The original bill in this cause was filed by and on behalf of the children of William H. Hale, deceased, two of whom were minors, and sought, as stated on former appeal (200 Ala. 596,76 So. 954), to redeem from the defendant, the surviving, but, as the court held, the divorced, wife of William H. Hale, certain real estate which had been sold under the power of sale contained in a mortgage executed by Hale and his then wife long before his death and had been purchased at the foreclosure by the defendant. After the decree on former appeal, Hattie Hale, one of the infants in whose behalf the bill had been filed, died, and her interest descended to the surviving complainants and the defendant in equal parts. The prayer of the bill, as amended to meet the new condition thus established, was, in effect, that the interests of the parties be determined, that complainants be allowed to redeem, that defendant be required to contribute to the redemption fund, which we take to be tantamount to a prayer that the amount of the fund necessary to redemption be reduced pro rata, and that the land be sold in order that the estate of William H. Hale, deceased, may be fully settled and distributed among the parties, there being no creditors. Defendant demurred to the bill as amended, and to each paragraph thereof, assigning for grounds of demurrer that there was no equity in the bill, and, to state other grounds in short, that no sale of the homestead could be decreed pending the minority of one of the surviving children. The demurrer was sustained, and complainants have appealed.
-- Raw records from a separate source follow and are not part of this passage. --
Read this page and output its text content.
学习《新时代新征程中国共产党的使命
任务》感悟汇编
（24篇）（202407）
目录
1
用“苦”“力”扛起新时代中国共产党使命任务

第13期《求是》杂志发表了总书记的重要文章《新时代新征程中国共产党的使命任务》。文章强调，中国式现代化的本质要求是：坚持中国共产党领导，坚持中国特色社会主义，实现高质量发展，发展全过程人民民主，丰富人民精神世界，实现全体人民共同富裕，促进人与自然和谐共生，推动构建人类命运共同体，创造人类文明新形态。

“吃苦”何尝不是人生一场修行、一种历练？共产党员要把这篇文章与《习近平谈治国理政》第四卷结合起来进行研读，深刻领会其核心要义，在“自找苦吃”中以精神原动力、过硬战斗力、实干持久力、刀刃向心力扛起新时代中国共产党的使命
The bill was so framed that the demurrer cannot be made effective against any paragraph, and the demurrer was sustained, as we understand, to the bill as a whole on the ground stated in the second place above. All parties treat the mortgage as valid and defendant's foreclosure title as a valid subsisting title. We assume, therefore, that the title secured by defendant through the foreclosure is superior to any homestead right in the premises. This left in the original complainants nothing but the right to redeem; but this right, under the statute of this time, is descendible; and upon the death of Hattie Hale an interest in her right descended to defendant, and we think complainants in their amended bill gave full and proper effect to her right thus acquired. It follows that there are no homestead rights to interfere with a sale of the property for distribution — it was so held on the former appeal — and, for that matter, under the averments of the bill, complainants are not in the enjoyment of the premises as a homestead. The decree of divorce against defendant cut her off from homestead rights, nor was her status in that respect improved by her inheritance from Hattie Hale, for the reason, *Page 286 
already stated, that the mortgage was superior. Our conclusion is that the demurrer should have been overruled.
Reversed and remanded.
ANDERSON, C. J., and GARDNER and MILLER, JJ., concur.